STSM042480 - Exemptions and reliefs: reliefs: Section 77A - “Particular person” or “particular persons together”
To be disqualifying arrangements as set out in section 77A(2) FA1986, there have to be arrangements where it is reasonable to assume that a purpose or one of the purposes of the arrangements is for a particular person or particular persons together to obtain control of the acquiring company.
In respect of “particular persons together” this is more than a numerical test. It must be reasonable to assume that the parties to the arrangements intend to act in such a way that particular persons together obtain control of the acquiring company.
For example, two shareholders, Person A and Person B, own 50% of a trading company. A third party Person C agrees to invest in the company to provide funds for expansion in return for a 10% shareholding.
A share for share exchange is therefore carried out and the new holding company issues shares of the same class, number and proportions to Person A and Person B thereby satisfying the conditions in s.77 (3) (b) – (h) FA1986. Shortly afterwards, Person C invests in the new holding company in return for a 10% shareholding.
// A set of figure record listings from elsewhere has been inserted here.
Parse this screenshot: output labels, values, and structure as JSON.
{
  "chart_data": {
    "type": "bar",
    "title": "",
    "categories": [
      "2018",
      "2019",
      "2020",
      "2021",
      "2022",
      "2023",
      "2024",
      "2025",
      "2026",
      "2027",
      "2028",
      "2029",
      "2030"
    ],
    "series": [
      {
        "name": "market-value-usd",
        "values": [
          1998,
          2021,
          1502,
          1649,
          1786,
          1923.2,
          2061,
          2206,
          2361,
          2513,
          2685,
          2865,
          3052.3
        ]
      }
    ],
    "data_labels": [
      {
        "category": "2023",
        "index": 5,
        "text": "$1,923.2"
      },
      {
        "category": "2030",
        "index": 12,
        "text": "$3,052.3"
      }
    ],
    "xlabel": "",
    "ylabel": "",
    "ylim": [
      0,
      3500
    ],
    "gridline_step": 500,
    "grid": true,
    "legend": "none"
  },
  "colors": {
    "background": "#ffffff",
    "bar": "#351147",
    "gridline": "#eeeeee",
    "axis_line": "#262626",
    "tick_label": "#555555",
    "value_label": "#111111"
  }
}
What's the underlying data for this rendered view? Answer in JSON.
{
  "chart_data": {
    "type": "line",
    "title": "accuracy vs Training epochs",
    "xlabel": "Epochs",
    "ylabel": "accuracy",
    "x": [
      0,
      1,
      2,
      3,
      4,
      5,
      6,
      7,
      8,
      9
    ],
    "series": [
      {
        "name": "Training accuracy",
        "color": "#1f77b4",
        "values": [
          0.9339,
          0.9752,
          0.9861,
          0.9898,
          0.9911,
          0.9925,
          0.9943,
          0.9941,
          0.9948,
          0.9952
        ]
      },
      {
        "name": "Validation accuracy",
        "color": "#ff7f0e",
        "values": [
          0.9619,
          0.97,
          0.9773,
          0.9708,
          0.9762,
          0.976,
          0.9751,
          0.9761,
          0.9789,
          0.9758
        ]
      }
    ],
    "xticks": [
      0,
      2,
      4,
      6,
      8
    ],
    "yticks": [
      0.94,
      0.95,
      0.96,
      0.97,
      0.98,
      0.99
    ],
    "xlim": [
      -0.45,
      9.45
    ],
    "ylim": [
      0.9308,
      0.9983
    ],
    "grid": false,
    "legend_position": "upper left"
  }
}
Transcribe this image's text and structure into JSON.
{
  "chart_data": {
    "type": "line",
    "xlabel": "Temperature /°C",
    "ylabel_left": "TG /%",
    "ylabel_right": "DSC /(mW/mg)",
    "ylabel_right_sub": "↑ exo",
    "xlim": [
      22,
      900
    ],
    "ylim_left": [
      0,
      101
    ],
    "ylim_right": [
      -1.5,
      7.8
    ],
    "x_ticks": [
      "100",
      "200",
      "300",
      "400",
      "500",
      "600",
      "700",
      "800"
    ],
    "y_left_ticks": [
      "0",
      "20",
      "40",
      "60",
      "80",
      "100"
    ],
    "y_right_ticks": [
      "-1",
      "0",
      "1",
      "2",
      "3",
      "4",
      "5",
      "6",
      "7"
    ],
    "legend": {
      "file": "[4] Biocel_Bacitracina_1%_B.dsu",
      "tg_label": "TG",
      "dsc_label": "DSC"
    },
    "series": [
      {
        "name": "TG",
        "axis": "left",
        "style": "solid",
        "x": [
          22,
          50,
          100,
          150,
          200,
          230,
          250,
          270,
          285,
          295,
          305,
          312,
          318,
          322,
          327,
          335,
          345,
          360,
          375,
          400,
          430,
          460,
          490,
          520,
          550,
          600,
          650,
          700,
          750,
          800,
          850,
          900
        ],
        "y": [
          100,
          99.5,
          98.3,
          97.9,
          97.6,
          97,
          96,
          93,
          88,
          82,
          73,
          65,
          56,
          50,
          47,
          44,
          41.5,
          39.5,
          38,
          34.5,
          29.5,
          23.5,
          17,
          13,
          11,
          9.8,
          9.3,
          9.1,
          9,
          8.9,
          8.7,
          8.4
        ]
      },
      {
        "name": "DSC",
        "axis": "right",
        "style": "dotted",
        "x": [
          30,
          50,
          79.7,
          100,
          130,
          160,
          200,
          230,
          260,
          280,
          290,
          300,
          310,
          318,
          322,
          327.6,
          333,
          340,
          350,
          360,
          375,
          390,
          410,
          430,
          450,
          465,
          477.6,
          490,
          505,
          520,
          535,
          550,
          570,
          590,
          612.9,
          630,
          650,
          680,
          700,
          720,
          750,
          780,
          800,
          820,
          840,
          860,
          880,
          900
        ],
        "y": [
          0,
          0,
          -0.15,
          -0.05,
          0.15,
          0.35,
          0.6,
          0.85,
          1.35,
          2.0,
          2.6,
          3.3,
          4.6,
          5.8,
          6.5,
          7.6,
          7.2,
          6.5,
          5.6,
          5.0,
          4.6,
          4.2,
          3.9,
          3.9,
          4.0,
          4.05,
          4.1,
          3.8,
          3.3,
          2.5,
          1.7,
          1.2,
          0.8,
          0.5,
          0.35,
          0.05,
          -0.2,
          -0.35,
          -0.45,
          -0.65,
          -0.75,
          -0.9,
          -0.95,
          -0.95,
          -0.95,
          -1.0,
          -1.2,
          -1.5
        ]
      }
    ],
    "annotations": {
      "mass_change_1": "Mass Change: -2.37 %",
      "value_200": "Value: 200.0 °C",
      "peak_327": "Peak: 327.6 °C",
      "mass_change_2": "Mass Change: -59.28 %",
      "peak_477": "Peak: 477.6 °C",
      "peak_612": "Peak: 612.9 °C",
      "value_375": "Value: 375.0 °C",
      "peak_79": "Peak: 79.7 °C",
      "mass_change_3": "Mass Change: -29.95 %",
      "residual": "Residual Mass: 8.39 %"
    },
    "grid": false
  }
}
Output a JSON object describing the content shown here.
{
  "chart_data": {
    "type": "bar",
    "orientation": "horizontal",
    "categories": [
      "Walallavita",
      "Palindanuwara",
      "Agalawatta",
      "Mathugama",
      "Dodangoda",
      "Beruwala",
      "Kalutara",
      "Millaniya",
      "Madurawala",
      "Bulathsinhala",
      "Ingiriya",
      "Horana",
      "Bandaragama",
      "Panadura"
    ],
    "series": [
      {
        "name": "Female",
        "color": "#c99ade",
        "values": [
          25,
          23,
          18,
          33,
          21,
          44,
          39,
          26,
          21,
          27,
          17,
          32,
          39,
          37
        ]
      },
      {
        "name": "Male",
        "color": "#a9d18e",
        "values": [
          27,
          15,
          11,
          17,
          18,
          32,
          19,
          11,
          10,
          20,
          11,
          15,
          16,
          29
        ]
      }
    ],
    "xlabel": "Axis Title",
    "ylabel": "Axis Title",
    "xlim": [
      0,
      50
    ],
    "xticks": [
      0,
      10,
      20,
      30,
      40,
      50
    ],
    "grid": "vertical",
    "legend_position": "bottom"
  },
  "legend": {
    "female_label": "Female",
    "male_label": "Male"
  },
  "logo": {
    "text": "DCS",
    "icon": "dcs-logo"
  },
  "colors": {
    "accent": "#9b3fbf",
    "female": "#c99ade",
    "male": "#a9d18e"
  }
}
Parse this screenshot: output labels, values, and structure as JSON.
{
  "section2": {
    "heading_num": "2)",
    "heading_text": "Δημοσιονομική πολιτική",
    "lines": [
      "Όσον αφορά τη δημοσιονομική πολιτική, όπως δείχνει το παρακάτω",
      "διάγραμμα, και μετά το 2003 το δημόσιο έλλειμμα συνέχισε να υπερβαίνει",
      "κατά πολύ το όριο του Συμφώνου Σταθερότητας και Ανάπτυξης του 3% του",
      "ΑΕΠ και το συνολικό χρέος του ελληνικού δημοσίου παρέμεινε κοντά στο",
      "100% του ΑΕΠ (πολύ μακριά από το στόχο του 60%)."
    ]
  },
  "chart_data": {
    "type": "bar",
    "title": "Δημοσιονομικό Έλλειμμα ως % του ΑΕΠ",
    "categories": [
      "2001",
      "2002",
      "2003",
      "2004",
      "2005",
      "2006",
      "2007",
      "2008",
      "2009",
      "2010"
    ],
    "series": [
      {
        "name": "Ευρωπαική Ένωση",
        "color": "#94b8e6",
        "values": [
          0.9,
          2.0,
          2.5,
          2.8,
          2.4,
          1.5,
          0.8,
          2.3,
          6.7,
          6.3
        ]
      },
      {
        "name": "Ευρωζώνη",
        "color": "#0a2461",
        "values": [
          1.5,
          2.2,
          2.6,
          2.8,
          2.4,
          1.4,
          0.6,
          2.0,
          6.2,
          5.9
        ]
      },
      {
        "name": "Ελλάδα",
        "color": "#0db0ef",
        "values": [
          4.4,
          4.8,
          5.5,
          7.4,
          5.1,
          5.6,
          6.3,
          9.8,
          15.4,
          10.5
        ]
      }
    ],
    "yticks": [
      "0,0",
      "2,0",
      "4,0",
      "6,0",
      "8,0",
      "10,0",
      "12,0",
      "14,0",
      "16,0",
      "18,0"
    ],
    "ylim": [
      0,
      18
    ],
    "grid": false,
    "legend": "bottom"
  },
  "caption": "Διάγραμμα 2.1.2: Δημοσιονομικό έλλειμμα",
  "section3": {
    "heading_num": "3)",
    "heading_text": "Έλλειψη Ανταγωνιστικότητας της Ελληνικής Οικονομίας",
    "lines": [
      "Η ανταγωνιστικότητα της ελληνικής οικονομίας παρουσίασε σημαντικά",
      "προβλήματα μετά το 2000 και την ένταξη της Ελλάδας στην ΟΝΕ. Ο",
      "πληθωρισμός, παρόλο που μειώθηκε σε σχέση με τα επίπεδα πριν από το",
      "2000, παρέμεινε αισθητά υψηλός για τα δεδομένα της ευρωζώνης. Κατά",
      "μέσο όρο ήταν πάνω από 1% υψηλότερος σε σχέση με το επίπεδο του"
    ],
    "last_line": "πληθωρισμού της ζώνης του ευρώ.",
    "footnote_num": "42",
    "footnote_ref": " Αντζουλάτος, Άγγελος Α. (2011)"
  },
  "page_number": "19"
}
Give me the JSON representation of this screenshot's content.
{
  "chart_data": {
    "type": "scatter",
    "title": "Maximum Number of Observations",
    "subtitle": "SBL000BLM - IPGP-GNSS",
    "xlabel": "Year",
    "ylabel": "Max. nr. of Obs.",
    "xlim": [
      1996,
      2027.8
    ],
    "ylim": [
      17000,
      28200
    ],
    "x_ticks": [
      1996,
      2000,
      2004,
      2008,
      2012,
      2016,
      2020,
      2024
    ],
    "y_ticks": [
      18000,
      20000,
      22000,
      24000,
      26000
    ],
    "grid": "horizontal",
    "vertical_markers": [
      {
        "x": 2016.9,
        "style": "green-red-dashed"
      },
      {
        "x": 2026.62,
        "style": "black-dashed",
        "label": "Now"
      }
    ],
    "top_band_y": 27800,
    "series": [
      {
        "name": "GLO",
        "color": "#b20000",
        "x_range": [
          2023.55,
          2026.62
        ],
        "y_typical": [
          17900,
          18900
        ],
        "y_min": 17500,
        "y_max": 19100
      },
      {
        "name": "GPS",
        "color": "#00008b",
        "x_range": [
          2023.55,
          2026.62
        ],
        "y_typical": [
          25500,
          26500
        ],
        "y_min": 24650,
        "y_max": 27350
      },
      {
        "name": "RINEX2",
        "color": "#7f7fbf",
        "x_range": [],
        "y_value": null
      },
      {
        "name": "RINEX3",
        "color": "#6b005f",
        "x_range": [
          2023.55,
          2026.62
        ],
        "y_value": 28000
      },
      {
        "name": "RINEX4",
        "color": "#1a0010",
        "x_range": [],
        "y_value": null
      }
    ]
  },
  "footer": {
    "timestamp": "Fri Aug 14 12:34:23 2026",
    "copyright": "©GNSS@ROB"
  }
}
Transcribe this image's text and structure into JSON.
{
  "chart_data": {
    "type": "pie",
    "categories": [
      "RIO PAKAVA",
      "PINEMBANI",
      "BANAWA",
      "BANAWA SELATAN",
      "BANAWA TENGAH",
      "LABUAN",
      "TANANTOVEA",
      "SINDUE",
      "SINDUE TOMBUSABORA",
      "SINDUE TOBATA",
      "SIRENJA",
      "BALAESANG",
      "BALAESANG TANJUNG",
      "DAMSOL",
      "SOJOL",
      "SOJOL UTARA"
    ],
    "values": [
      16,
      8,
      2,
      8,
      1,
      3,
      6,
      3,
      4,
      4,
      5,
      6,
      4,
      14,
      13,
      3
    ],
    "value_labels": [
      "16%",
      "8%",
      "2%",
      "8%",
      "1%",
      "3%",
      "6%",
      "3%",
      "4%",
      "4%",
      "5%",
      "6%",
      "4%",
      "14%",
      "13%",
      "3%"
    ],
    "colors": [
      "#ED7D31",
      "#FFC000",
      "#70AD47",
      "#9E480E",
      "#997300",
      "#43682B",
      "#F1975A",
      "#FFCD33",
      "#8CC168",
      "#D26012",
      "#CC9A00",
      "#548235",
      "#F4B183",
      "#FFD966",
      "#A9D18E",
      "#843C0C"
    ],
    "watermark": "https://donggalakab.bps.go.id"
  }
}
In these circumstances, there are no disqualifying arrangements unless Person C is acting together with either Person A or Person B.
Reorganisations where no purchaser(s) have been identified.
A reorganisation in advance of a potential future sale where no purchaser(s) has been identified will not be disqualifying arrangements for the purposes of s.77A FA1986. For example, there may be a reorganisation of a group of companies to make the group better structured for sale in the future.
“Arrangements” includes any agreement, understanding or scheme (whether or not legally enforceable).
“Control” is to be read in accordance with section 1124 CTA2010.
STSM042460 provides information on what are ‘disqualifying arrangements’.